Malacca (Melaka in Malay) is such a compact but vibrant city. I love how everything is just walking distance.
After leaving our things in the room, we freshened up a bit then headed to Jonker Street for lunch. We only had a few Ringgits left, and conveniently, a money changer is situated in the corner of the street. And just across it was Restoran A Famosa where we had lunch.
Restoran A Famosa is quite uhm…famous as evidenced by the queue. We had to wait a while to get a table. I’m guessing both locals and tourists flock here for their specialty: chicken rice balls. As soon as we got a table, one of the waitstaff handed us the menu. I think we ordered half roast chicken, a cup of rice each, and some rice balls just to see what the fuss was about. Sadly, the rice balls were nothing to write home about. Our very own puto is even better. It was filling nonetheless.  

After filling our tummies, we wasted no time and started checking out the stores. Just across Restoran A Famosa is Jonker Gallery. This store is such a wasteland. I plunked down RM30.00 for souvenirs only to find more Jonker Gallery every 20 meters or so.
wasteland (n.) shop/store full of cool and cute stuff you have no use for but end up buying anyway, thus, wasting money.

I also find it amusing that some of these shops are renovated shophouses where you can enter from Jonker Street and exit on the other side of the block (Jalan Tun Tan Cheng Lock based on Google Maps).

Dutch Square or Red Square

Anyway, we finally dragged ourselves out of Jonker Street into The Dutch Square or more popularly known as the Red Square (for obvious reasons). Situated in the heart of Malacca/Melaka are: (clockwise) The Stadthuys or the Museum of History and Ethnography which is said to be the oldest remaining Dutch colonial building in Southeast Asia; Christ Church (arguably the most photographed); and the clock tower.

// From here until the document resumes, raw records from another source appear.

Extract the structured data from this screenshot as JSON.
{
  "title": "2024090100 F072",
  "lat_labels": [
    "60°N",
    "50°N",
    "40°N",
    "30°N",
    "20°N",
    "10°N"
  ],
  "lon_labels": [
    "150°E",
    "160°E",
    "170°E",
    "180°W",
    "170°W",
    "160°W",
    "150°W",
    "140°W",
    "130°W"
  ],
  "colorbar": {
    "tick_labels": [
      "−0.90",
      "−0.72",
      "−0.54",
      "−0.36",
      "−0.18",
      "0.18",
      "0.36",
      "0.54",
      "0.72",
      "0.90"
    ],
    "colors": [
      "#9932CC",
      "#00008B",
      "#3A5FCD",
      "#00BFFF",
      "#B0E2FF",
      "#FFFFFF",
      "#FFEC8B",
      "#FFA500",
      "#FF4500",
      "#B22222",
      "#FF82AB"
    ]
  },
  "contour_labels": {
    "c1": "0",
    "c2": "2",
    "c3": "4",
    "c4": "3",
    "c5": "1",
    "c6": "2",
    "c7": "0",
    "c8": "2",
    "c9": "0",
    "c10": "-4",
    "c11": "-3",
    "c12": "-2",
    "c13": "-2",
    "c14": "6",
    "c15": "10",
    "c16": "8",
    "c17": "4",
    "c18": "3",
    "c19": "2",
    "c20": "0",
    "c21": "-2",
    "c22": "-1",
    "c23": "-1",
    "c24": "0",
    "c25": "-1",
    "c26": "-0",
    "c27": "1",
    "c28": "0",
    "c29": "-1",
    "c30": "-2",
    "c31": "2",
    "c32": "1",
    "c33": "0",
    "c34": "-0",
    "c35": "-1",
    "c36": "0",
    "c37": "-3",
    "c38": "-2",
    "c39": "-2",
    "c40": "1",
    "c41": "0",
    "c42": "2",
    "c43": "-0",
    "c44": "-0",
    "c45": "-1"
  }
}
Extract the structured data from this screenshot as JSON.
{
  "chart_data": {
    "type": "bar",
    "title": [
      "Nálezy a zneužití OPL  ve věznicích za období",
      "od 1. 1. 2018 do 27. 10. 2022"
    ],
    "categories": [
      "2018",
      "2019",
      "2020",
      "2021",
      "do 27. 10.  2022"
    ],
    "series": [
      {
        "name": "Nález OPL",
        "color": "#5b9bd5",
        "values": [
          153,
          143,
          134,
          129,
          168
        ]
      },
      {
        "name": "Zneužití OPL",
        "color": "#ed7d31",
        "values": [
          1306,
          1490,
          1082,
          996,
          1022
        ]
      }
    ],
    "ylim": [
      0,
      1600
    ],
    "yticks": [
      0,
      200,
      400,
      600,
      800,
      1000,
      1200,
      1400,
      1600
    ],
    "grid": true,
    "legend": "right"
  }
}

We immediately moved on to St. Paul’s Hill. For some reason, going up was reminiscent of Mt. Tapyas in Coron…only the steps are tiled. Nothing much to see here except the ruins of St. Paul’s Church with Dutch and Portuguese tombstones inside, and the statue of St. Francis Xavier outside.
Why must a church ruin be always named after St. Paul? If you’ve been to Macau, you’ll know what I’m talking about. Google ‘St. Paul’s ruins’ and you’ll find that there’s also a monastery ruin in the United Kingdom. Clearly, someone’s got issues with structures named after the saint.
‘This church was originally a small chapel built by a Portuguese Captain called Duarto Coelho in 1521 A.D. and called “Nosa Senhora – Our Lady of the Hill”.
When the Dutch took over Melaka from the Portuguese, they changed its name to St. Paul’s Church and used it for 112 years until the Christ Church was completed in 1753.
Old tombstones found inside the ruins bear silent testimony to the final resting place of several Dutch and Portuguese nationals.’ – some excerpts from the stone marker outside the ruins.
Menara Taming Sari (revolving observation deck)

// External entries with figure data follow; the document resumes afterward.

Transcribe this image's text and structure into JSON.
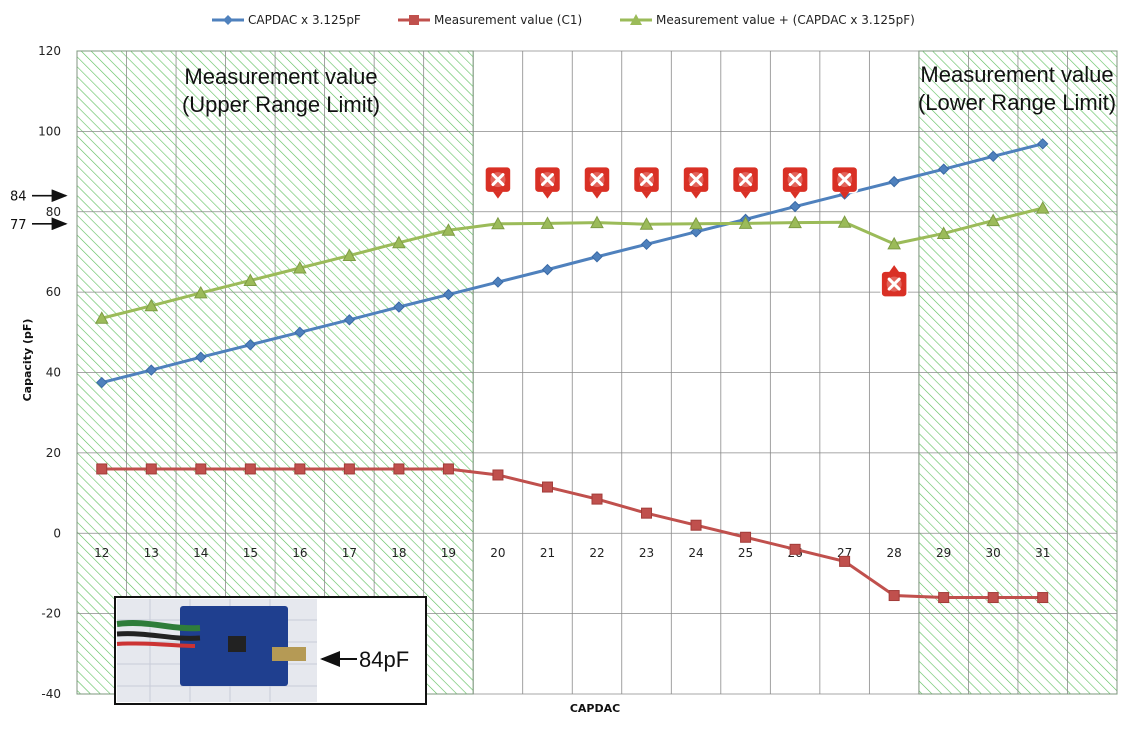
{
  "chart_data": {
    "type": "line",
    "title": "",
    "xlabel": "CAPDAC",
    "ylabel": "Capacity  (pF)",
    "ylim": [
      -40,
      120
    ],
    "yticks": [
      -40,
      -20,
      0,
      20,
      40,
      60,
      80,
      100,
      120
    ],
    "x": [
      12,
      13,
      14,
      15,
      16,
      17,
      18,
      19,
      20,
      21,
      22,
      23,
      24,
      25,
      26,
      27,
      28,
      29,
      30,
      31
    ],
    "grid": true,
    "legend_position": "top",
    "series": [
      {
        "name": "CAPDAC x 3.125pF",
        "color": "#4f81bd",
        "marker": "diamond",
        "values": [
          37.5,
          40.6,
          43.8,
          46.9,
          50.0,
          53.1,
          56.3,
          59.4,
          62.5,
          65.6,
          68.8,
          71.9,
          75.0,
          78.1,
          81.3,
          84.4,
          87.5,
          90.6,
          93.8,
          96.9
        ]
      },
      {
        "name": "Measurement value (C1)",
        "color": "#c0504d",
        "marker": "square",
        "values": [
          16,
          16,
          16,
          16,
          16,
          16,
          16,
          16,
          14.5,
          11.5,
          8.5,
          5,
          2,
          -1,
          -4,
          -7,
          -15.5,
          -16,
          -16,
          -16
        ]
      },
      {
        "name": "Measurement value + (CAPDAC x 3.125pF)",
        "color": "#9bbb59",
        "marker": "triangle",
        "values": [
          53.5,
          56.6,
          59.8,
          62.9,
          66.0,
          69.1,
          72.3,
          75.4,
          77.0,
          77.1,
          77.3,
          76.9,
          77.0,
          77.1,
          77.3,
          77.4,
          72.0,
          74.6,
          77.8,
          80.9
        ]
      }
    ],
    "annotations": {
      "upper_range_label": [
        "Measurement value",
        "(Upper Range Limit)"
      ],
      "lower_range_label": [
        "Measurement value",
        "(Lower Range Limit)"
      ],
      "hatched_ranges": [
        {
          "from_category": 12,
          "to_category": 19
        },
        {
          "from_category": 29,
          "to_category": 31
        }
      ],
      "ref_arrows": [
        {
          "label": "84",
          "value": 84
        },
        {
          "label": "77",
          "value": 77
        }
      ],
      "error_markers": {
        "above_at_value": 88,
        "above_categories": [
          20,
          21,
          22,
          23,
          24,
          25,
          26,
          27
        ],
        "below_category": 28,
        "below_value": 62
      },
      "photo_caption": "84pF"
    }
  }
}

From St. Paul’s Hill, I could see the revolving observation deck and the galleon or the Maritime Museum (Muzium Sumadera; not in the picture). It looks kinda close but I figured it was quite a walk, so we went back to The Stadthuys and thought maybe we should hire a trishaw instead.

 Colorful trishaws
Frustrated sagalas :p
For a five-minute ride, the RM10.00 per head is unreasonable. But hey, it’s not every day you get a chance to ride a colorful trishaw with Ricky Martin songs blasting on the speakers.
Replica of Portuguese ship: Flor De La Mar
Maritime Museum (Muzium Samudera)
For a minimum admission fee, you could go inside the museum but we’re happy just taking its picture from outside. Our original agenda, anyway, is the Melaka River Cruise. The jetty (Muara Jetty) is just a few steps away from the Maritime Museum.

TIP: There’s an arcade (Medan Samudera) just across the museum which sell cheaper souvenir items than the ones in The Stadthuys. Malaysian snacks can be bought for 3 packs at RM10.00. Kids’ shirts are at RM10.00 a piece and of very good quality.

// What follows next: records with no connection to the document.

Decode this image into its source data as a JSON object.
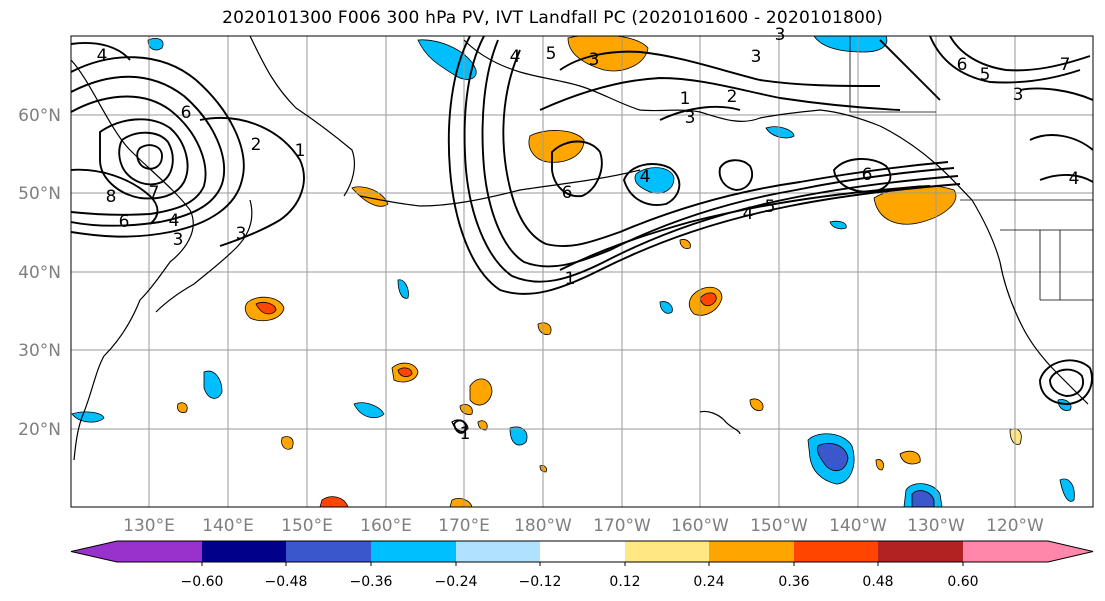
{
  "title": "2020101300 F006 300 hPa PV, IVT Landfall PC (2020101600 - 2020101800)",
  "lat_labels": [
    "60°N",
    "50°N",
    "40°N",
    "30°N",
    "20°N"
  ],
  "lon_labels": [
    "130°E",
    "140°E",
    "150°E",
    "160°E",
    "170°E",
    "180°W",
    "170°W",
    "160°W",
    "150°W",
    "140°W",
    "130°W",
    "120°W"
  ],
  "contour_labels": [
    "4",
    "3",
    "6",
    "8",
    "7",
    "6",
    "4",
    "3",
    "1",
    "2",
    "5",
    "3",
    "1",
    "2",
    "3",
    "6",
    "4",
    "4",
    "5",
    "6",
    "1",
    "1",
    "3",
    "3",
    "4",
    "3",
    "6",
    "5",
    "7",
    "4"
  ],
  "colorbar": {
    "ticks": [
      "−0.60",
      "−0.48",
      "−0.36",
      "−0.24",
      "−0.12",
      "0.12",
      "0.24",
      "0.36",
      "0.48",
      "0.60"
    ],
    "colors": [
      "#9932cc",
      "#00008b",
      "#3a57cc",
      "#00bfff",
      "#b0e2ff",
      "#ffffff",
      "#ffe883",
      "#ffa500",
      "#ff4500",
      "#b22222",
      "#ff88aa"
    ]
  },
  "palette": {
    "contour": "#000000",
    "coast": "#000000",
    "grid": "#9a9a9a",
    "tick_text": "#7f7f7f"
  }
}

Melaka River Cruise at RM15.00

For me, the highlight of our Melaka tour was the Melaka River Cruise. The cruise starts either at Muara Jetty with a view of the posh Casa del Rio hotel on the other side of the river bank or from Taman Rempah Jetty (other end of the river).
Jambatan Old Bus Station
The round trip cruise takes 45 minutes. As you go along, you get to listen to a recorded narration explaining the significance of each section of the river in Melaka’s history.
You’ll also pass by a modest amusement park aptly named Pirate Park.
The park consists of a Ferris wheel, swinging pirate ship, flying fox, rock climbing wall and trampoline.

   Near the end of the river (if coming from Muara Jetty) is Kampung Morten which is a traditional Malay village and living museum (Villa Sentosa). Most of these houses are already hundreds of years old.
My favorite has got to be the murals along Melaka River
Melaka River Cruise at night as seen from our window
I would suggest doing the river cruise at night when the structures along the river (especially Pirate Park) are illuminated with colorful lights. Then the next morning, walk along the riverbanks so you can appreciate the murals up close like what we did.